Elle a disparu. Jess a disparu. Megan a disparu. Depuis samedi. J’ai fait une recherche sur Google, mais l’histoire n’apparaît que dans le Witney Argus, et ce dernier ne donne aucun détail supplémentaire. J’ai repensé à Jason – à Scott – ce matin, sur son balcon, qui m’a regardée, qui m’a souri. J’ai attrapé mon sac, je me suis levée et j’ai couru hors de la bibliothèque, sur la route, sur le chemin d’un taxi noir.

— Rachel ? Rachel ?

Le beau médecin essaie d’attirer mon attention.

— Votre amie est arrivée.

MEGAN

Jeudi 10 janvier 2013

Matin

Parfois, je n’ai envie d’aller nulle part, j’ai l’impression que je serais heureuse de n’avoir plus jamais à remettre les pieds dehors. Même le travail ne me manque pas. J’ai juste envie de rester à l’abri, au chaud dans mon cocon avec Scott, sans personne pour venir me déranger.

D’autant plus qu’il fait sombre et froid, et que la météo est pourrie. Il pleut sans interruption depuis des semaines – une pluie battante, glaciale, amère, avec le vent qui hurle dans les arbres, si fort qu’il en noie le bruit des trains. Je ne les entends plus passer sur les rails, à m’attirer avec ce rêve d’horizons inconnus.

Aujourd’hui, je n’ai envie d’aller nulle part, je n’ai pas envie de m’enfuir, je n’ai même pas envie d’aller au bout de la rue. J’ai envie de rester là, enfermée avec mon mari, à manger de la glace devant la télé après l’avoir appelé au travail pour qu’il rentre plus tôt et qu’on fasse l’amour au milieu de l’après-midi.

Bien sûr, je serai obligée de sortir tout à l’heure car c’est le jour de ma séance avec Kamal. Ces derniers temps, je lui parle de Scott, de tout ce que j’ai fait de mal, de mes échecs en tant qu’épouse. Kamal dit qu’il faut que je trouve le moyen de me rendre heureuse, que j’arrête de chercher le bonheur ailleurs. Et c’est vrai, je le sais bien, mais, dès que je me retrouve face à une tentation, je pense : et puis merde, la vie est trop courte.
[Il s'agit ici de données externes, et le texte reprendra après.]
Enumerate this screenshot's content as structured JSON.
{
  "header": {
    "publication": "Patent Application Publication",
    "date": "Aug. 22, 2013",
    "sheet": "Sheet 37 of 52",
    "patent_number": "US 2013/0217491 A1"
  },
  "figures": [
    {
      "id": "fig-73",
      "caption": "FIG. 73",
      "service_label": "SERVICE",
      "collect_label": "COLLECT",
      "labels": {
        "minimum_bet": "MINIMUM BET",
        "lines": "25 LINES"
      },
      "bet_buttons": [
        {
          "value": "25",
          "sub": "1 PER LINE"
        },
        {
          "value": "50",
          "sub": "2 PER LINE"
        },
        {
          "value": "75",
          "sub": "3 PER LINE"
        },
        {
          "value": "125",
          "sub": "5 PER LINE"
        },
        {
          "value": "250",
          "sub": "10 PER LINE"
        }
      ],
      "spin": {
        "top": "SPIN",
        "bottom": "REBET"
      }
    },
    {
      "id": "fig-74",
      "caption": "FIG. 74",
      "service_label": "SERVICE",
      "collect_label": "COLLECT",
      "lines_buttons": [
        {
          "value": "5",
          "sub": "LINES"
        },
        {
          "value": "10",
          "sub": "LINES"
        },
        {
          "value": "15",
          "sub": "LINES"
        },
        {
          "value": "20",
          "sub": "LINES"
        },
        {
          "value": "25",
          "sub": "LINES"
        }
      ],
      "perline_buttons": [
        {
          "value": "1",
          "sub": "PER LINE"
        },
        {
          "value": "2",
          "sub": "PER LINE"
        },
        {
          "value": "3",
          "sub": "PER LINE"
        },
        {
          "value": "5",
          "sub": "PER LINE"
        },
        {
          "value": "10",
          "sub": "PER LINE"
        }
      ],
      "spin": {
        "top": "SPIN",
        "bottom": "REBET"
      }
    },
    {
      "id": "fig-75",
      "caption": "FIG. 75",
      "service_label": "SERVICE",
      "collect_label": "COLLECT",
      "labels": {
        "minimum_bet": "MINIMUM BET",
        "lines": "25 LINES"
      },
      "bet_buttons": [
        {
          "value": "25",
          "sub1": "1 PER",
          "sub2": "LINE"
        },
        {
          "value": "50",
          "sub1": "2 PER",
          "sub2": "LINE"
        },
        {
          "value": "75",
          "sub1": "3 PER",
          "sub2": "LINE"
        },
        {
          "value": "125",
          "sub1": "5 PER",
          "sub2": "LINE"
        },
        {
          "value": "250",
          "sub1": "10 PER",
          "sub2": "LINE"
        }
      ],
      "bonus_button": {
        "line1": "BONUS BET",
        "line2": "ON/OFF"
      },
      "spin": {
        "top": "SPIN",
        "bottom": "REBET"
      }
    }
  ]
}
Je me rappelle cette fois où on est allés en famille à Santa Margherita pour les vacances de Pâques. Je venais d’avoir quinze ans et j’ai rencontré un type sur la plage, beaucoup plus âgé que moi – la trentaine, au moins, peut-être même quarante ans –, et il m’a invitée à aller faire du bateau le lendemain. Ben était avec moi et il a été invité, lui aussi, mais (en bon grand frère protecteur) il m’a dit qu’on ferait mieux de ne pas accepter parce qu’il ne faisait pas confiance à ce type, que c’était un vieux pervers. Il avait raison, évidemment, mais j’étais furieuse. Quand est-ce qu’on aurait de nouveau la chance de naviguer sur la mer Ligure à bord d’un yacht privé ? Ben m’a répondu qu’on aurait des tas d’opportunités de ce genre, que notre vie regorgerait d’aventures. Au final, nous n’y sommes pas allés et, cet été là, Ben a perdu le contrôle de sa moto sur l’A10. Nous ne sommes jamais montés ensemble sur un bateau, lui et moi.